The wealth-building power of compound interest will never cease to amaze me. But a soft dividend can also distract investors from exciting growth opportunities. There are times when a weak payout may be all right, because the company is building a larger and stronger cash machine to fund payouts in the decades ahead.
Walt Disney (NYSE:DIS) rarely comes up in discussions of brilliant dividend plays. The media giant's measly 1.1% yield is hardly the stuff of legend, and Disney spends just 26% of its free cash on dividend checks. That's less than half the average Dow Jones (DJINDICES:^DJI) cash payout ratio of 57%. With this much headroom to increase payouts, why doesn't the House of Mouse turn up the heat under its dividend policy? Does this company hate shareholders?
The short answer to that rhetorical question is, of course, a resounding "no."
For one thing, Disney is getting over its reluctance to raise dividends lately. Thanks to large increases in 2011 and 2012, Disney's payouts have more than doubled in the last five years. The main reason why this trend didn't unlock a generous yield is simple: The stock is just performing too darn well! It's hard to keep a dividend policy abreast with the rapid rise of Disney share prices.
Moreover, the Mouse has another shareholder-friendly weapon in its arsenal. Disney paid out $1.3 billion as dividends over the last four quarters, but it also bought back $2.4 billion of its own shares (net of new shares printed to power the stock-based compensation program). This is not a new phenomenon. Disney has spent more than $11 billion on net buybacks in the last five years while share prices have doubled. This demonstrates the board and management team's strong confidence that Disney's investments (like the acquisitions of Pixar, Marvel, and Lucasfilm) will pay off. So far, they haven't been wrong.

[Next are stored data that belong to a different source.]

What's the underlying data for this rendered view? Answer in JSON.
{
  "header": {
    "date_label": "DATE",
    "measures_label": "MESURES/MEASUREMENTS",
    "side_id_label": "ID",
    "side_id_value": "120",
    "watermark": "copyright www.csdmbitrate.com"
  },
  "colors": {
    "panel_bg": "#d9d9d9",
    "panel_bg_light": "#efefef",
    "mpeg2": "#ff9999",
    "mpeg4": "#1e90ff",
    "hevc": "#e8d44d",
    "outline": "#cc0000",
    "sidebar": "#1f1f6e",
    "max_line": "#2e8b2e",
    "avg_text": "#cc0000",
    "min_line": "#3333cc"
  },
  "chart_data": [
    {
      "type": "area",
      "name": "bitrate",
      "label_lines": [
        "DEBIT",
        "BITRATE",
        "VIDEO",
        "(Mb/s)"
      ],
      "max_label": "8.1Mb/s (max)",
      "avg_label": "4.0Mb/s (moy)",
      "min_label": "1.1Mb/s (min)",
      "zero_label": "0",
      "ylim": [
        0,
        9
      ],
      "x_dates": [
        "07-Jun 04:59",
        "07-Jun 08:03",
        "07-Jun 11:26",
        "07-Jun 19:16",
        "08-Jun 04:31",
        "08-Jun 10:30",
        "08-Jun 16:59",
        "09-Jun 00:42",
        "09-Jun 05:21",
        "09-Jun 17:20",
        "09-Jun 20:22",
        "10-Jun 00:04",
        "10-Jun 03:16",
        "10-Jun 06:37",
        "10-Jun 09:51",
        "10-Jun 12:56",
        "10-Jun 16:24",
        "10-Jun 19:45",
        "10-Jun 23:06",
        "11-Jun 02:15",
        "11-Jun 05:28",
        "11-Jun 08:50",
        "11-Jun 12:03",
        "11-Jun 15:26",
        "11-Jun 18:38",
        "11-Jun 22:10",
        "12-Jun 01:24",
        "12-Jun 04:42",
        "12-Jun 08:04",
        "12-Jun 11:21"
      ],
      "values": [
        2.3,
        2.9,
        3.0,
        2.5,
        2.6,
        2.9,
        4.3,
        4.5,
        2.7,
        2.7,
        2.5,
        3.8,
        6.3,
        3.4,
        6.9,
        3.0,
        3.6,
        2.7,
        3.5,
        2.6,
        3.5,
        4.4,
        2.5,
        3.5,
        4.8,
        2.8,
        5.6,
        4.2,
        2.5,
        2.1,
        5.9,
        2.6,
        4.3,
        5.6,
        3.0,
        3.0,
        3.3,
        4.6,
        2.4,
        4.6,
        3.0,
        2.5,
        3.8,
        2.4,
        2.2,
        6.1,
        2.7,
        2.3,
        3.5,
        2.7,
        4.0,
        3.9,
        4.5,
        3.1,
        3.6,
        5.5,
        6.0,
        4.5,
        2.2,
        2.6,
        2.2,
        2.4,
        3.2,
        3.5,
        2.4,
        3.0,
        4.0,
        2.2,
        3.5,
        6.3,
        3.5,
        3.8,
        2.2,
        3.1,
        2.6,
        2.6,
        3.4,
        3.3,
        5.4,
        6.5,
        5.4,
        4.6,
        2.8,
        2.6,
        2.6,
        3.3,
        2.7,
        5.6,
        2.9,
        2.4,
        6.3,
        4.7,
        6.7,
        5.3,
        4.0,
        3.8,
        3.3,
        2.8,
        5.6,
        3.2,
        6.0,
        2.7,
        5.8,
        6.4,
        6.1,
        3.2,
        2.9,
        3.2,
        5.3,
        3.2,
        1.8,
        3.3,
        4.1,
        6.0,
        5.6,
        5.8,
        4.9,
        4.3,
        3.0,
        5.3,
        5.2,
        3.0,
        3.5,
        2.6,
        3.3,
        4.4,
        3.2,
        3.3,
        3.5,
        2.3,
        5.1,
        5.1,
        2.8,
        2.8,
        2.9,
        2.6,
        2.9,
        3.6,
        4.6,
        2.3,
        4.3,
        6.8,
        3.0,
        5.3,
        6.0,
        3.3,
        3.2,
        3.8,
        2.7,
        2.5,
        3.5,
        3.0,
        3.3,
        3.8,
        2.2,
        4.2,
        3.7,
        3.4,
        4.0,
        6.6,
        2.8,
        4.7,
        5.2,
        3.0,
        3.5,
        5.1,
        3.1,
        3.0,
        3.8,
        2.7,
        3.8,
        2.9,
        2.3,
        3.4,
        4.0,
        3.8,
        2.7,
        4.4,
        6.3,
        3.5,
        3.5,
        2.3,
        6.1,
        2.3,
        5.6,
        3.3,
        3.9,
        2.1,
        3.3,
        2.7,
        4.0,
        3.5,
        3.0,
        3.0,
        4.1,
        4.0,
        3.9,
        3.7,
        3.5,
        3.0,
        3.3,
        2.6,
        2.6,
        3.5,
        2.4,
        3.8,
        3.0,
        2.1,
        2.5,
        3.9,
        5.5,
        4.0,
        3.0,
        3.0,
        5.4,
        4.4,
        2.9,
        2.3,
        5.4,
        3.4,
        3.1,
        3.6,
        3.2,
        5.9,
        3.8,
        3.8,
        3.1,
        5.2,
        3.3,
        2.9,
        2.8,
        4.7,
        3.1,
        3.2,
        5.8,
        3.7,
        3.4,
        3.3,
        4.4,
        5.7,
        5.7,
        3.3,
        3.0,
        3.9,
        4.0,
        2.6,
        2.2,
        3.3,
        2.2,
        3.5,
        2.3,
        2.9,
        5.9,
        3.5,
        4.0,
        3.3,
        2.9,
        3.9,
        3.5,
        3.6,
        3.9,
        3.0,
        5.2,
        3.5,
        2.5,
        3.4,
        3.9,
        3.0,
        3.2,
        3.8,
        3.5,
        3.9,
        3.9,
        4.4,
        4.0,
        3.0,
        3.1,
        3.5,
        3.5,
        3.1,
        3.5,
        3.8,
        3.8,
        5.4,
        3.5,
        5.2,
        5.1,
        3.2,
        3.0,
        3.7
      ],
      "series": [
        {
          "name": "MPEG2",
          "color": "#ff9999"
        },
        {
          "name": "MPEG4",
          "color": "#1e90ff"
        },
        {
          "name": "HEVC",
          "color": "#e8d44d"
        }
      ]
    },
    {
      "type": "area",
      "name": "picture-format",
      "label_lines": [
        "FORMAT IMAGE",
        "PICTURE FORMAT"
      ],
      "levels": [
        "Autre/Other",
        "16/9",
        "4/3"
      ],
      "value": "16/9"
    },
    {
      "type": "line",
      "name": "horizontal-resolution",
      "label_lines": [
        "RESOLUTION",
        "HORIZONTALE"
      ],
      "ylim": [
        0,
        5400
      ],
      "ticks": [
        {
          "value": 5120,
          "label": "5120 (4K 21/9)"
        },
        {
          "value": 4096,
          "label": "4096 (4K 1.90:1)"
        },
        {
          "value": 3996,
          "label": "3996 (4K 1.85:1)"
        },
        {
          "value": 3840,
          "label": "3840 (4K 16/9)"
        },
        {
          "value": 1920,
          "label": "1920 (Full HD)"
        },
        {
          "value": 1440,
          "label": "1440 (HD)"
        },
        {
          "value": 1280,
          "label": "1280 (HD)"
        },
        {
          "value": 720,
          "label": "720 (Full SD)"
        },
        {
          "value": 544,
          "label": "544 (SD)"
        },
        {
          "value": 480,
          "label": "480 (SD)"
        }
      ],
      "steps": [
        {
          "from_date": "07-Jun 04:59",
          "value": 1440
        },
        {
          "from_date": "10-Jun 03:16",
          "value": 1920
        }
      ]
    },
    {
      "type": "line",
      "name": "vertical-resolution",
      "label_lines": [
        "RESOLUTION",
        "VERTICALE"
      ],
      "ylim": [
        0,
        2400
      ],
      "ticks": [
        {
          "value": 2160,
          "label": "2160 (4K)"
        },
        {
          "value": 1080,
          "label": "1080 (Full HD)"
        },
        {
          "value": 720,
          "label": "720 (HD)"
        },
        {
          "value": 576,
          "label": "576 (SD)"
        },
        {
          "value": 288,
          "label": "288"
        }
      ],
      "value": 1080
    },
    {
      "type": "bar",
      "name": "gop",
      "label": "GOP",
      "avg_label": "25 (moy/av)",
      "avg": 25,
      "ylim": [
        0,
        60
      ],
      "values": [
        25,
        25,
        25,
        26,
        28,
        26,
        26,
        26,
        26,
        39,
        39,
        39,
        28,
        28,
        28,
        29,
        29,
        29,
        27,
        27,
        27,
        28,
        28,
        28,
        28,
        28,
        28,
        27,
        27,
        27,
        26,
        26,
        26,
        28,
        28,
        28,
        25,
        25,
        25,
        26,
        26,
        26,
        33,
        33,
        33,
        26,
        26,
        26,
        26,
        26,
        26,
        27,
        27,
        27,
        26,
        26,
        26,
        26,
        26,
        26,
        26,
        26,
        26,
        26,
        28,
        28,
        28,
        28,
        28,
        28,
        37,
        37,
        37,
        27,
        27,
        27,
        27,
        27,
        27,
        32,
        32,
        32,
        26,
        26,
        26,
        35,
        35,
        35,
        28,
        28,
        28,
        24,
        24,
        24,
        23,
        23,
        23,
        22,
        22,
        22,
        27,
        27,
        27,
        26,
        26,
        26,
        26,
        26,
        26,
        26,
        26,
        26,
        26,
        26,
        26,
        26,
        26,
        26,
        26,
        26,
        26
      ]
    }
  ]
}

Buybacks aren't always wise, but I'm willing to suspend my disbelief when it comes to Disney. This company knows how to grow its business and share price by making large cash investments. Holding back some dry powder from the dividend stream seems entirely reasonable when Disney can sink it into a rising stock on one hand and into valuable growth opportunities on the other. Don't stare yourself blind at the low dividend yield when Disney's shares pose a legitimate triple threat.